Déguerpissement à Kaloum : La grosse colère de Dr Mariam Sylla qui cite des « complices » à la Présidence…
CONAKRY-Madame Sylla Mariam fait partie de ces nombreuses familles menacées de déguerpissement de l’immeuble Printania situé au quartier Alamamy dans la commune de Kaloum. Cette dame qui occupe ce bâtiment depuis des années est en colère contre les autorités de son pays. Dans cet entretien qu’elle nous accordé, elle fait aussi des révélations sur l’identité des personnes qui seraient derrière leur malheur. Exclusif !!!
AFRICAGUINEE.COM : Le patrimoine bâti public menace de vous déguerpir de l’immeuble Printania. Comment êtes-vous arrivés à ce stade ?
DR SYLLA MARIAM : Je pense qu'il n'y a pas une genèse particulière de cette affaire. C’est que le Patrimoine Bâti Public abandonne ses clients. Ils nous ont délaissés. Ils parlent d'embellir la capitale, ils refilent le marché. Ils ont pensé que les maisons étaient vieillissantes et qu'il fallait les restaurer. C'est ce qu'ils nous avaient signifié dans le premier préavis qu'ils nous ont adressé. Cela date de trois mois. Mais nous nous sommes vus donné une sommation de libérer les lieux dans huit jours. C'est ce qui va arriver le lundi prochain.

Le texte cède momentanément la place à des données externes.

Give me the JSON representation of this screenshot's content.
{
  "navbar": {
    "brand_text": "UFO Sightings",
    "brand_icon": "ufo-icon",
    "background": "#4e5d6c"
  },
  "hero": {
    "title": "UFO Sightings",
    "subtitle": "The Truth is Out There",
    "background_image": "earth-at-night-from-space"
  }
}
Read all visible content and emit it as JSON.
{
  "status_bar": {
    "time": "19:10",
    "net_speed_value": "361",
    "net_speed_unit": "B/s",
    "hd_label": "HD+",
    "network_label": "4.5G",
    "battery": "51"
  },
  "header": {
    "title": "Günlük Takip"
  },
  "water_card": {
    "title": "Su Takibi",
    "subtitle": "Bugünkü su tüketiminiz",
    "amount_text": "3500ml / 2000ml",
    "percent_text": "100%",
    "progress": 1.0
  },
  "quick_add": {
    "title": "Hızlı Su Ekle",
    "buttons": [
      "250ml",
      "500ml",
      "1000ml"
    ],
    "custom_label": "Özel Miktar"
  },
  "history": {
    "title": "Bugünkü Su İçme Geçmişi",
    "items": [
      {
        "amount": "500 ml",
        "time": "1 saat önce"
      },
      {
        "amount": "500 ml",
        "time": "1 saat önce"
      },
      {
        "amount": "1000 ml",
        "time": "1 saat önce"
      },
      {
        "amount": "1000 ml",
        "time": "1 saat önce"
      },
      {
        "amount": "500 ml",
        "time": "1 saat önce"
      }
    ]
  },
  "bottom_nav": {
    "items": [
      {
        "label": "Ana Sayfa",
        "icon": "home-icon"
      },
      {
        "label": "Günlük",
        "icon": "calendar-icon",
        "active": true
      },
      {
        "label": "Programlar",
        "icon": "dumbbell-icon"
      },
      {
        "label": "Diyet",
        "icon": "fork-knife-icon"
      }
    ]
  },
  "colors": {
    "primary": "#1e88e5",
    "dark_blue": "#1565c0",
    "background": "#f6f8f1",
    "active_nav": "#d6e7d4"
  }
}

Mais nous habitons ces lieux il y a longtemps. Il y a un décret de 1992 qui dit que si un guinéen a habité les locaux du patrimoine bâti pendant 10 ans, s'il veut s'en défaire, vendre ou bailler il doit d'abord s'en quérir auprès des personnes qui y habitent, au cas où ces gens-là ne seraient pas intéressés, ils viendront ailleurs. Mais nous n'avons pas été consultés au préalable. Nous avons vu seulement un préavis résiliant le contrat. Rien de concret ne nous a été dit. On a dit tout simplement qu'on a attribué le bâtiment à une certaine madame Gnouma Traoré.
Nous sommes très acculés. Chaque fois, ils viennent, ils nous mettent la pression, ils nous menacent. La menace n'est pas voilée. On nous a envoyé cette sommation par voie d’huissier, que si nous ne déguerpissons pas dans huit jours, ils ont d'autres moyens de persuasion plus forts. C'est une épée de Damoclès, nous travaillons, nous servons l'Etat dans le public. C'est un patrimoine bâti public. Nous avons le droit d'y habiter. Il y a d'autres dispositions dans le code foncier qui stipulent que quand quelqu'un a cotisé, parce que c'est une cotisation que nous faisons, pendant 30 ans, la maison doit te revenir. Si l'Etat en a besoin pour cause d’utilité publique, il doit te reloger. S'il n'a pas les moyens, il doit te mettre à l'aise pour que tu puisses acheter ton terrain au prix de l'État pour rebâtir l'espace que tu occupes sur ce petit terrain pour que tu vives décemment.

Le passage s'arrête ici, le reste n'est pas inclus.